I have told investors for some time that we should prepare for elevated volatility as we move deeper into the fourth quarter. Since a Clinton victory had been priced in to the stock market prior to election day, this possibility is now even stronger.  Markets hate uncertainty above all else, and investors got a taste of how stocks can react to unanticipated outcomes, as the Dow Jones Industrial Average (DJIA) fell over 750 points in after-hours trading on Tuesday evening.

NOTE: Under no circumstances is a long-term investor to ever think about trading stocks before 9:30am or after 4:00pm EST. After-hours trading is the wild west, and the lack of liquidity and proper price discovery is far too risky for even some of the most experienced traders.

A few hours later, the fear and panic that caused the selloff quickly reversed, and the U.S. equity market opened Wednesday flat and even ended the day up. Gyrations then continued into Thursday, as traders attempted to digest what a Trump presidency means for sectors like banks, technology, and commodities.
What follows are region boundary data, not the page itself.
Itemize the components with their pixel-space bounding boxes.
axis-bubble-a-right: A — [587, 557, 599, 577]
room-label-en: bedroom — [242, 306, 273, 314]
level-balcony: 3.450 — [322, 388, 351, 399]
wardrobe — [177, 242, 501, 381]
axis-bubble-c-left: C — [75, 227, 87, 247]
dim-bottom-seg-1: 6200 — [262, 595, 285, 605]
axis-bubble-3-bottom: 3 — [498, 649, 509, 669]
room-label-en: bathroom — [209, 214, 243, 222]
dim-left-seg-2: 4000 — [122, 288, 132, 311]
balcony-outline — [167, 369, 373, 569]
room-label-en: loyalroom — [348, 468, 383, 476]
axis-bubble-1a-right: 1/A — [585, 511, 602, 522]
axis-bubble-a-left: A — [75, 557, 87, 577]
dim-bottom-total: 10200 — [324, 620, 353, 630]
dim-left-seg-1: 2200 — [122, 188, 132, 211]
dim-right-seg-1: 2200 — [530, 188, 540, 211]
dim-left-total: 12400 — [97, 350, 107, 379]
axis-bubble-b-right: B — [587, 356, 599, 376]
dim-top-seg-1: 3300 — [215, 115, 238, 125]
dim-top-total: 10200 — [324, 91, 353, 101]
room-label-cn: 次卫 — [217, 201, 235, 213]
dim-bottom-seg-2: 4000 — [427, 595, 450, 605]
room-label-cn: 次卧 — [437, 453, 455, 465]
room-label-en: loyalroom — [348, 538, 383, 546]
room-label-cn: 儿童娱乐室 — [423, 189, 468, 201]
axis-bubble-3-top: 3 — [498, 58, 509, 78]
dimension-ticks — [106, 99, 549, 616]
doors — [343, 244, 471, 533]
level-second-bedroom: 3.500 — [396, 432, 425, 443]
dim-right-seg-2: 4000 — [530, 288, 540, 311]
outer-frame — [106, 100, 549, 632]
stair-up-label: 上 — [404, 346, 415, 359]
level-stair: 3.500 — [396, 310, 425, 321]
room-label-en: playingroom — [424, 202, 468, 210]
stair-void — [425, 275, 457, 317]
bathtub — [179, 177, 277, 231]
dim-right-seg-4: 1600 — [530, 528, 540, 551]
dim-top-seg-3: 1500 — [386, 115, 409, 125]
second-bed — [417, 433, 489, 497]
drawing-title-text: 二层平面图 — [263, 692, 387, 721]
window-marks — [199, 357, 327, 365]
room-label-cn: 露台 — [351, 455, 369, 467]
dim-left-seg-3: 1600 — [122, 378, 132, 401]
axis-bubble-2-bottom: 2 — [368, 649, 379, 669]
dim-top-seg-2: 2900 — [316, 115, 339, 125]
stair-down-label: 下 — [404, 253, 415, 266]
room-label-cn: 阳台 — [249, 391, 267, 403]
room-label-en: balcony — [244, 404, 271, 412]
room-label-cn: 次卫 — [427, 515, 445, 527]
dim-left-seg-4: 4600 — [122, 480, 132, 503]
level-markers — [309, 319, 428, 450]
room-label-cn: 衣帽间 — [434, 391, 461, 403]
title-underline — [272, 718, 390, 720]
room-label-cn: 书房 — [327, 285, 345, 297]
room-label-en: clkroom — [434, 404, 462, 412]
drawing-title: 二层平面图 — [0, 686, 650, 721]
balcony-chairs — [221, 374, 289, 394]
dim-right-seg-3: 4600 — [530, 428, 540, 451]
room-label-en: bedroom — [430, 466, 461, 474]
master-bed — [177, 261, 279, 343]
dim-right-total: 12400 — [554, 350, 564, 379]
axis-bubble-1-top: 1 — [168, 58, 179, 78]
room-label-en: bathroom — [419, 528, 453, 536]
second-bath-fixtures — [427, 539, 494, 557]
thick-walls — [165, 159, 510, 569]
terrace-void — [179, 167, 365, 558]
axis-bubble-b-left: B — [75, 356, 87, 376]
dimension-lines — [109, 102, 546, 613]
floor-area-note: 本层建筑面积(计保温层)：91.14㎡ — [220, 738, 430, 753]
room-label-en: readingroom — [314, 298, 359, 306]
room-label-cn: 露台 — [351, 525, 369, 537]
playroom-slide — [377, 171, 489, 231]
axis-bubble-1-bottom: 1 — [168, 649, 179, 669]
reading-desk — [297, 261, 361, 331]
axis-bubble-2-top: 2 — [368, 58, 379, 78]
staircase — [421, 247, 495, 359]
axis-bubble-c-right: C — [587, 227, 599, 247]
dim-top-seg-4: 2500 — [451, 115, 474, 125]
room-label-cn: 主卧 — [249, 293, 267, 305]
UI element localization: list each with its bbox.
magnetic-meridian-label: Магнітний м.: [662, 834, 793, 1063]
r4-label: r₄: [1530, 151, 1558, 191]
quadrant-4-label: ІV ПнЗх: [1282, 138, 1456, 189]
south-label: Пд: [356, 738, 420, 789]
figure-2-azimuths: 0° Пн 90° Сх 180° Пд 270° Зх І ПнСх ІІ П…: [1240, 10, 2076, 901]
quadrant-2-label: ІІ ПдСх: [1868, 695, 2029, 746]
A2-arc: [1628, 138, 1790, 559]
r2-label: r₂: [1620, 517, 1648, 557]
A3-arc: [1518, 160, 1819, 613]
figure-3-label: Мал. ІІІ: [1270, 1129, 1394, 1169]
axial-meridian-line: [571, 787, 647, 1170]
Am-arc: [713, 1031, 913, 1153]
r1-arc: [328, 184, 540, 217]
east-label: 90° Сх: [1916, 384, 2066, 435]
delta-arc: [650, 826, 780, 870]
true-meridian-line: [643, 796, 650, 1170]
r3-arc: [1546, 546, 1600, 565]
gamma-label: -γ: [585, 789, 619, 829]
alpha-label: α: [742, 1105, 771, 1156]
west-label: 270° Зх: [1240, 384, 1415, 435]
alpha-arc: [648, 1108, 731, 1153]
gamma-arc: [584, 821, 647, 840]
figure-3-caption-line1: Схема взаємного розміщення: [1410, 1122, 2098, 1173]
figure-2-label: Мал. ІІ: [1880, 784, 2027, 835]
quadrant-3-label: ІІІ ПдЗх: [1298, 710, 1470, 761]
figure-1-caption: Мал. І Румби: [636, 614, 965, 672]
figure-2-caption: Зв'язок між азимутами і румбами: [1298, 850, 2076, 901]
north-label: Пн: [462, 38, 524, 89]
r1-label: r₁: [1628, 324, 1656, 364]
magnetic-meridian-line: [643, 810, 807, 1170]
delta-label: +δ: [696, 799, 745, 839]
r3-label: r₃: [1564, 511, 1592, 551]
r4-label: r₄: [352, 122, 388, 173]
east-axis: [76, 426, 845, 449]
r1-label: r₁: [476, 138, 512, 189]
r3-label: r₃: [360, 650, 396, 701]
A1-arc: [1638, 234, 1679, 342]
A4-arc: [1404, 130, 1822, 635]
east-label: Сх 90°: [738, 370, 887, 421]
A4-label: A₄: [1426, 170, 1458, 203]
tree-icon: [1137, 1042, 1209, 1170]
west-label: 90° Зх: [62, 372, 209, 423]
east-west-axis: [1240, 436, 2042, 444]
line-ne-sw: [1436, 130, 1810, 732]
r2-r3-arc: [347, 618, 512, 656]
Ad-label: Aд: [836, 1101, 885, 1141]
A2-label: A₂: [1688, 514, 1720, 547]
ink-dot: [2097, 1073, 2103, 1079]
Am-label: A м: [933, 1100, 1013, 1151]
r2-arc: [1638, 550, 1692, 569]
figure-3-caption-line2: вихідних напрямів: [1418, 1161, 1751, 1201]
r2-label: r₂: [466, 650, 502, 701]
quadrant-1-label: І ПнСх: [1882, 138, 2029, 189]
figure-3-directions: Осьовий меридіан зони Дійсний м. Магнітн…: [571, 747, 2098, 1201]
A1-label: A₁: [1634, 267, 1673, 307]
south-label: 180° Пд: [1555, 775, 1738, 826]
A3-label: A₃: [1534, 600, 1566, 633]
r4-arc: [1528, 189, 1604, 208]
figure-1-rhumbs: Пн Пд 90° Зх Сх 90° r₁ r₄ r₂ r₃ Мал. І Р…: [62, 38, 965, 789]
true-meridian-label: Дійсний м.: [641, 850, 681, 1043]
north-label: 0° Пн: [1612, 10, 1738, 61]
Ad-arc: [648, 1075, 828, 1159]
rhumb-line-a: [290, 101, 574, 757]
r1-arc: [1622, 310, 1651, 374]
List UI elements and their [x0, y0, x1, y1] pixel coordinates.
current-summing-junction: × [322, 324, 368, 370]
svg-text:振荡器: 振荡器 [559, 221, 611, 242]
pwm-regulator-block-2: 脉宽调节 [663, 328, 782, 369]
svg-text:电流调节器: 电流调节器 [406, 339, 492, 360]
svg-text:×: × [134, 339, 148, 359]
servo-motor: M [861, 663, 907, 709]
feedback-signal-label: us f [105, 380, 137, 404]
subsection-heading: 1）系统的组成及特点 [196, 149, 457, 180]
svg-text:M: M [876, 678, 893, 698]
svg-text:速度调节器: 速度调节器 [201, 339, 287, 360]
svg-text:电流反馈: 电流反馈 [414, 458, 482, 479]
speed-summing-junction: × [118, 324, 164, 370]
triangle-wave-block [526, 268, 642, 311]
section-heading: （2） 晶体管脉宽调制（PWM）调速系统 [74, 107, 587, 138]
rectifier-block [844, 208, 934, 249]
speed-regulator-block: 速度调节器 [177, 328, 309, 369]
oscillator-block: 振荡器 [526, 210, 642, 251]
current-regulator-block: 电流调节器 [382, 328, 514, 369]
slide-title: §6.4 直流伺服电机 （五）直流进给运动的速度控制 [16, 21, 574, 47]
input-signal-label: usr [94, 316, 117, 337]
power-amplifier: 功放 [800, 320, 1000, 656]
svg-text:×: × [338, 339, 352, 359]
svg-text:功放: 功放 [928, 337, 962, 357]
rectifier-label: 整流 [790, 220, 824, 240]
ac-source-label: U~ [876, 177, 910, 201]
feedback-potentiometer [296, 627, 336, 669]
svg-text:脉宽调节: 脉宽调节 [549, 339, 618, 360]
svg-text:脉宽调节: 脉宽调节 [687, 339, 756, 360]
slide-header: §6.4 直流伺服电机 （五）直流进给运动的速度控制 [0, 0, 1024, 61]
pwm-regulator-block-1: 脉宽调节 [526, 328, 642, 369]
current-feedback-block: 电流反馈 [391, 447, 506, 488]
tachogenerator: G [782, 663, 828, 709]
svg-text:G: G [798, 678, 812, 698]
Other questions remain unanswered that will only add to this uncertainty. Most notably, before the election, the expectation was that the Fed would raise interest rates in December.  If volatility were to rise higher, many wonder if they will once again kick the can down the road instead.

Only time will tell, but what is far more certain is the current economic trends that have taken years to develop will not change. Unemployment will stay at record lows, wage growth will continue to improve, inflation will remain under control, cheaper energy prices will continue to develop into an economic tailwind, and the chances of a recession will remain low.

Furthermore, consider where nearly all of the world’s innovation and entrepreneurship is being born. Self- driving cars that run on batteries, breakthroughs in cancer treatments, taxis on demand, 3D printing, cell phones that act as credit cards, virtual reality, fracking, and so many other world-changing ideas were conceived and commercialized here in the U.S. under both Democrat and Republican leadership.

Because these characteristics of our economy remain intact, very little should change in a long-term investor’s strategy. As we progress into next year and get a better sense of how a Trump presidency will look, then and only then will it make sense to alter the course if need be.

The bottom line is that despite all of the politics over the past several years, very little has changed to the fundamentals that support our economy and the underpinnings of domestic financial markets.